This program implements and then orchestrates a HashTable to read in a given file, and allow users to interact with the Hashtable via command line.
*Crude diagram of hash table memory allocation in action.*FIRST: make sure to unzip the dataset files local to the rest of the repo files.
- Ingest data from file
- PUT
- GET
- DELETE
Crucially, the table should resize itself.
Node.cpp, Node.hpp, HashTable.cpp, HashTable.hpp, LinkedList.cpp, LinkedList.hpp, Makefile, main.cpp, test.cpp.
To build and execute test file:
make testfile
Then, run:
./test
For valgrind, run:
make memory
To run main file, simply do:
make build
and then using a given filename:
./database ./dataset_small.tsv
This will run the program. It will ingest the designated file and begin an interactive command line. May take a few minutes to ingest.
Interact with it like so:
:g word to GET a given word
:p word frequency to PUT given word and its frequency to the HashTable, e.g. p: boondoggle 2000.

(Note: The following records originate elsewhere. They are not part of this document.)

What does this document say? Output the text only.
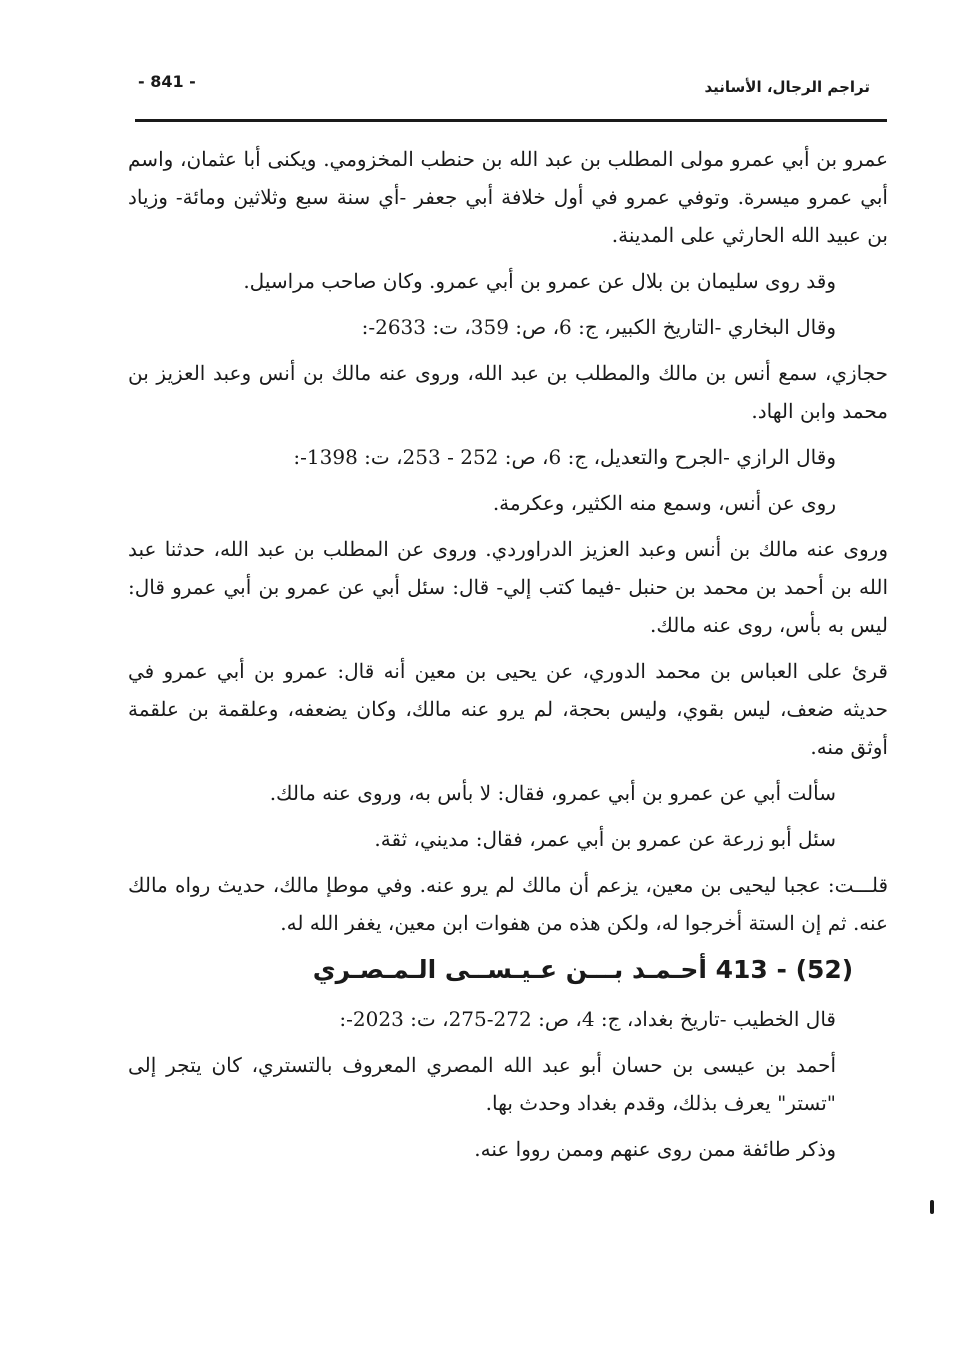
تراجم الرجال، الأسانيد
- 841 -

عمرو بن أبي عمرو مولى المطلب بن عبد الله بن حنطب المخزومي. ويكنى أبا عثمان، واسم أبي عمرو ميسرة. وتوفي عمرو في أول خلافة أبي جعفر -أي سنة سبع وثلاثين ومائة- وزياد بن عبيد الله الحارثي على المدينة.

وقد روى سليمان بن بلال عن عمرو بن أبي عمرو. وكان صاحب مراسيل.

وقال البخاري -التاريخ الكبير، ج: 6، ص: 359، ت: 2633-:

حجازي، سمع أنس بن مالك والمطلب بن عبد الله، وروى عنه مالك بن أنس وعبد العزيز بن محمد وابن الهاد.

وقال الرازي -الجرح والتعديل، ج: 6، ص: 252 - 253، ت: 1398-:

روى عن أنس، وسمع منه الكثير، وعكرمة.

وروى عنه مالك بن أنس وعبد العزيز الدراوردي. وروى عن المطلب بن عبد الله، حدثنا عبد الله بن أحمد بن محمد بن حنبل -فيما كتب إلي- قال: سئل أبي عن عمرو بن أبي عمرو قال: ليس به بأس، روى عنه مالك.

قرئ على العباس بن محمد الدوري، عن يحيى بن معين أنه قال: عمرو بن أبي عمرو في حديثه ضعف، ليس بقوي، وليس بحجة، لم يرو عنه مالك، وكان يضعفه، وعلقمة بن علقمة أوثق منه.

سألت أبي عن عمرو بن أبي عمرو، فقال: لا بأس به، وروى عنه مالك.

سئل أبو زرعة عن عمرو بن أبي عمر، فقال: مديني، ثقة.

قلـــت: عجبا ليحيى بن معين، يزعم أن مالك لم يرو عنه. وفي موطإ مالك، حديث رواه مالك عنه. ثم إن الستة أخرجوا له، ولكن هذه من هفوات ابن معين، يغفر الله له.

413 - (52) أحـمـد بـــن عـيـســى الـمـصـري

قال الخطيب -تاريخ بغداد، ج: 4، ص: 272-275، ت: 2023-:

أحمد بن عيسى بن حسان أبو عبد الله المصري المعروف بالتستري، كان يتجر إلى "تستر" يعرف بذلك، وقدم بغداد وحدث بها.

وذكر طائفة ممن روى عنهم وممن رووا عنه.
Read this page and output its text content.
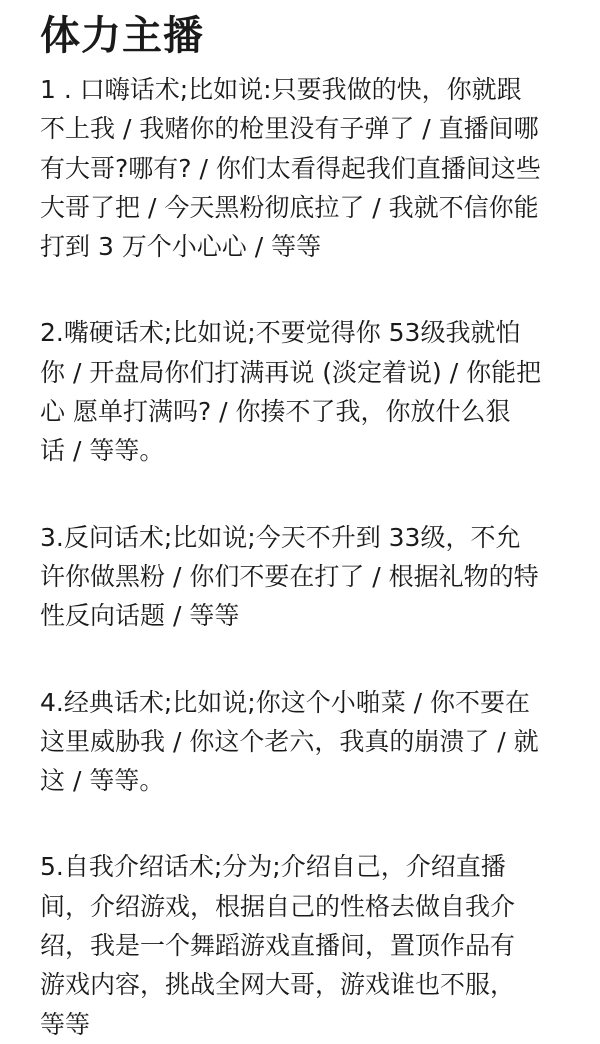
体力主播
1 . 口嗨话术;比如说:只要我做的快，你就跟
不上我 / 我赌你的枪里没有子弹了 / 直播间哪
有大哥?哪有? / 你们太看得起我们直播间这些
大哥了把 / 今天黑粉彻底拉了 / 我就不信你能
打到 3 万个小心心 / 等等
2.嘴硬话术;比如说;不要觉得你 53级我就怕
你 / 开盘局你们打满再说 (淡定着说) / 你能把
心 愿单打满吗? / 你揍不了我，你放什么狠
话 / 等等。
3.反问话术;比如说;今天不升到 33级，不允
许你做黑粉 / 你们不要在打了 / 根据礼物的特
性反向话题 / 等等
4.经典话术;比如说;你这个小啪菜 / 你不要在
这里威胁我 / 你这个老六，我真的崩溃了 / 就
这 / 等等。
5.自我介绍话术;分为;介绍自己，介绍直播
间，介绍游戏，根据自己的性格去做自我介
绍，我是一个舞蹈游戏直播间，置顶作品有
游戏内容，挑战全网大哥，游戏谁也不服，
等等
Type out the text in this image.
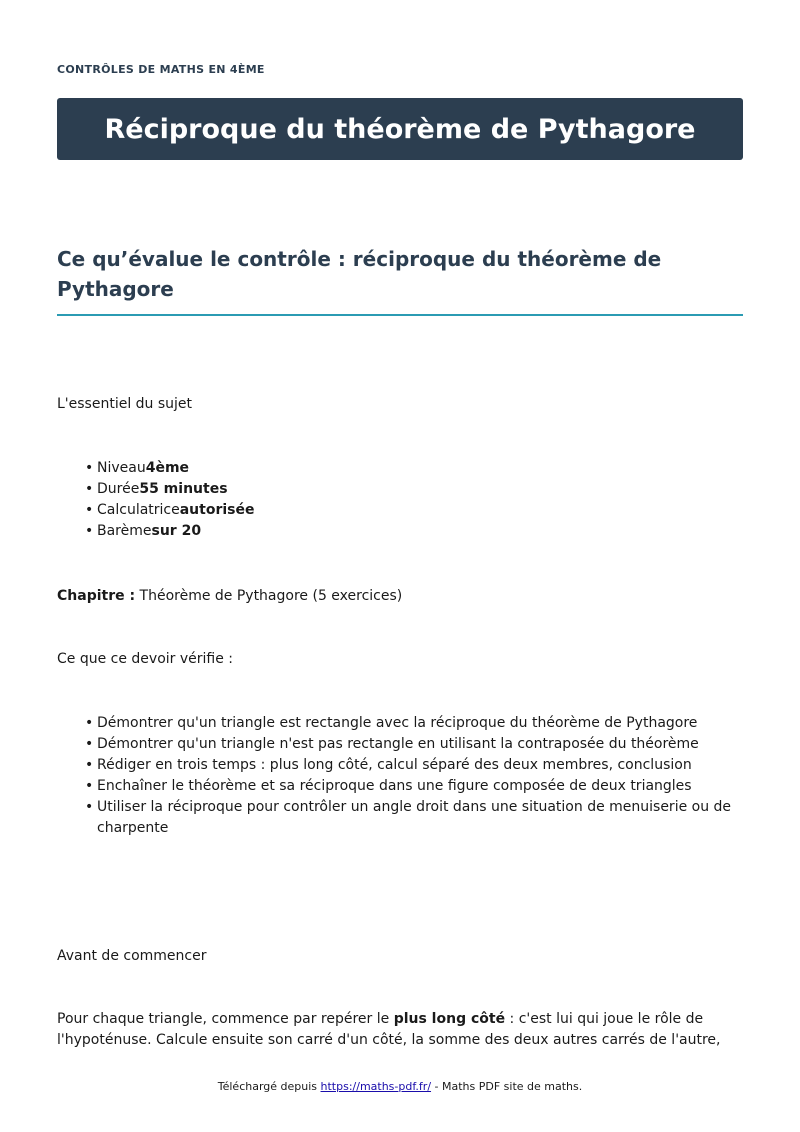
CONTRÔLES DE MATHS EN 4ÈME
Réciproque du théorème de Pythagore
Ce qu’évalue le contrôle : réciproque du théorème de Pythagore

L'essentiel du sujet

• Niveau4ème
• Durée55 minutes
• Calculatriceautorisée
• Barèmesur 20

Chapitre : Théorème de Pythagore (5 exercices)

Ce que ce devoir vérifie :

• Démontrer qu'un triangle est rectangle avec la réciproque du théorème de Pythagore
• Démontrer qu'un triangle n'est pas rectangle en utilisant la contraposée du théorème
• Rédiger en trois temps : plus long côté, calcul séparé des deux membres, conclusion
• Enchaîner le théorème et sa réciproque dans une figure composée de deux triangles
• Utiliser la réciproque pour contrôler un angle droit dans une situation de menuiserie ou de charpente

Avant de commencer

Pour chaque triangle, commence par repérer le plus long côté : c'est lui qui joue le rôle de l'hypoténuse. Calcule ensuite son carré d'un côté, la somme des deux autres carrés de l'autre,

Téléchargé depuis https://maths-pdf.fr/ - Maths PDF site de maths.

:r word to DELETE the word from the HashTable, and
:q to quit the program.
Derived from the Tufts U Summer 2019 Data Structures course by Tomoki Shibata and Matthew Russell. Generally, Tufts CS Dept academic policy forbids open sourcing homework unless explicilty stated to the contrary. In this case, the teaching team wrote this homework assignment for one-time use, and I have Tomoki's blessing to open this up.
I ended up rewriting the hash algorithm and got massive results from it, borrowed heavily from this: https://www.programmingalgorithms.com/algorithm/djb-hash?lang=C%2B%2B
The reason this was so much more efficient than prior hashes I wrote was not just the distribution factor (which was about 5x better), but because it ran /quickly/, where my function was just not nearly as fast.
These were really useful:
- Stack Overflow on Arrays of Pointers (1): https://stackoverflow.com/questions/620843/how-do-i-create-an-array-of-pointers
- Stack Overflow on Arrays of Pointers (2): https://stackoverflow.com/questions/47925124/c-dynamic-array-of-pointers
And this as a file i/o user interaction reference: http://www.cplusplus.com/doc/tutorial/files/
I experimented with various loadfactors, settling on 1.0 as being satisfactory for resize. Refactoring at .7 wasn't really giving me many benefits.